How measurable should okrs be?

OKRs typically contain three to five high-level objectives, with another three to five measurable key outcomes for each objective. Even in larger organizations, having more than five OKRs at a time is never recommended. OKR (Objectives and Key Results) is an objective system used by Google and others. It's a simple tool for creating alignment and commitment around measurable objectives.

The OKR methodology is a powerful tool that helps us structure our goals. When setting OKRs, each key outcome must be measurable and have an objective. Measuring the results is what really matters and what will guide us to victory. However, it's still common to see people struggling to understand what good key outcomes are and why it's important to measure results.

OKRs stand for Objectives and Key Results, a collaborative objective-setting methodology that uses teams and individuals to set ambitious and challenging goals with measurable results. For this OKR to better measure what matters, key results must be converted into measures that are direct evidence of the objective. This type of measure usually starts well as creators monitor the results and reinforce the desired results. It's more useful to assume that OKRs were conceived as result-oriented objectives, and that key results are quantitative measures of performance.

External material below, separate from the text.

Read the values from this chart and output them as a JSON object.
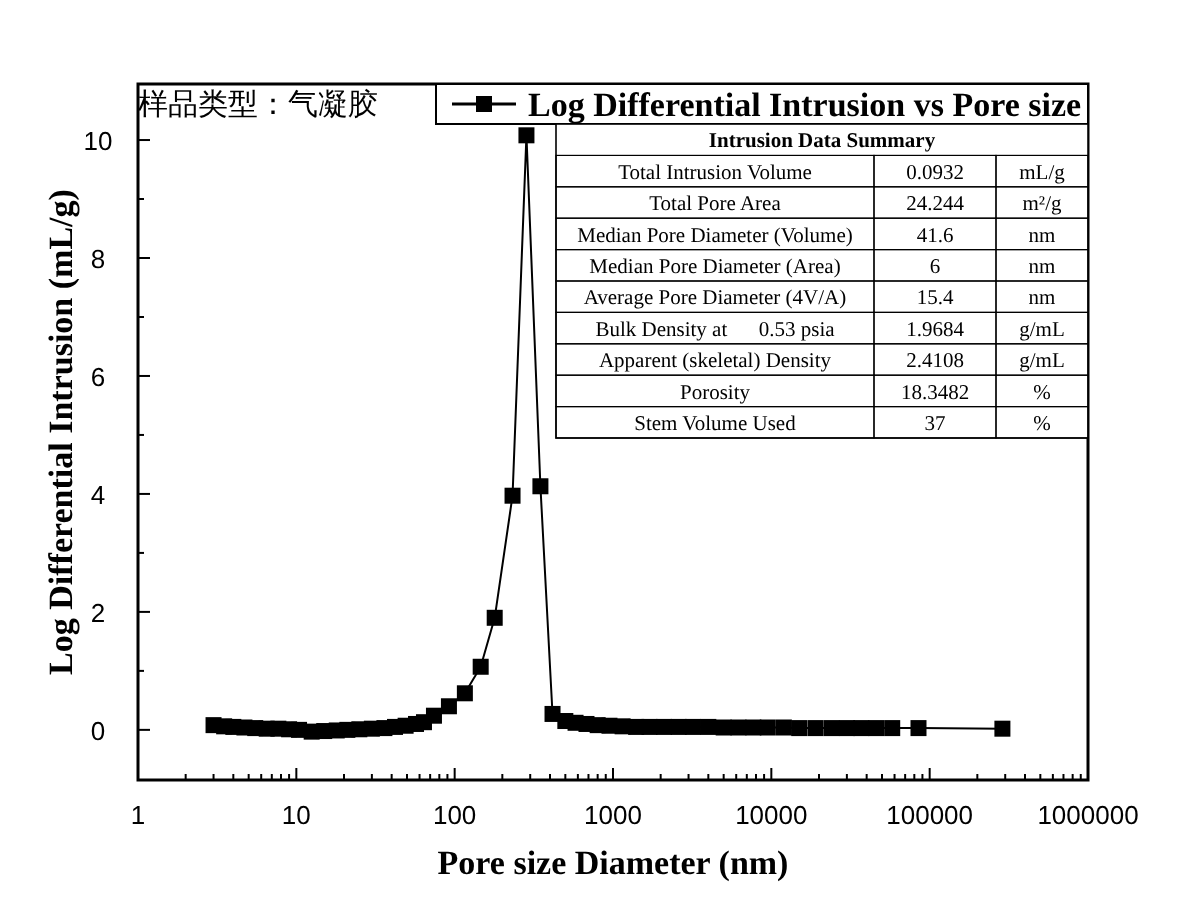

Each set of OKRs must incorporate the organization's comments and be subject to multiple checks and drafts. Most of the practical information for drafting an OKR does not address any of the common problems and errors typical of articulating measurable objectives and quantitative measures. If your key results can't be measured exactly with numbers, but your objectives are more focused on dates, such as “printing the new issue of the magazine before the *date*” or “hiring a new IT analyst before the *date*”, the KRS score will most likely reach the 1.0 mark quite often. Most of the benefits offered by the OKR methodology, such as better alignment across the organization and transparency, require that the OKRs themselves be clear and understandable.

You'll need to decide how the OKRs fit into your strategic plan and how they align with strategic initiatives and actions. The OKR framework has proven to offer great benefits and results to thousands of companies around the world. Read popular literature on OKRs and you'll get very varied definitions of what they mean and how to write them. In reality, the vast majority of the key results I've read, in hundreds of OKRs from various sources, describe how to achieve the goal, rather than how to know if the goal has been achieved.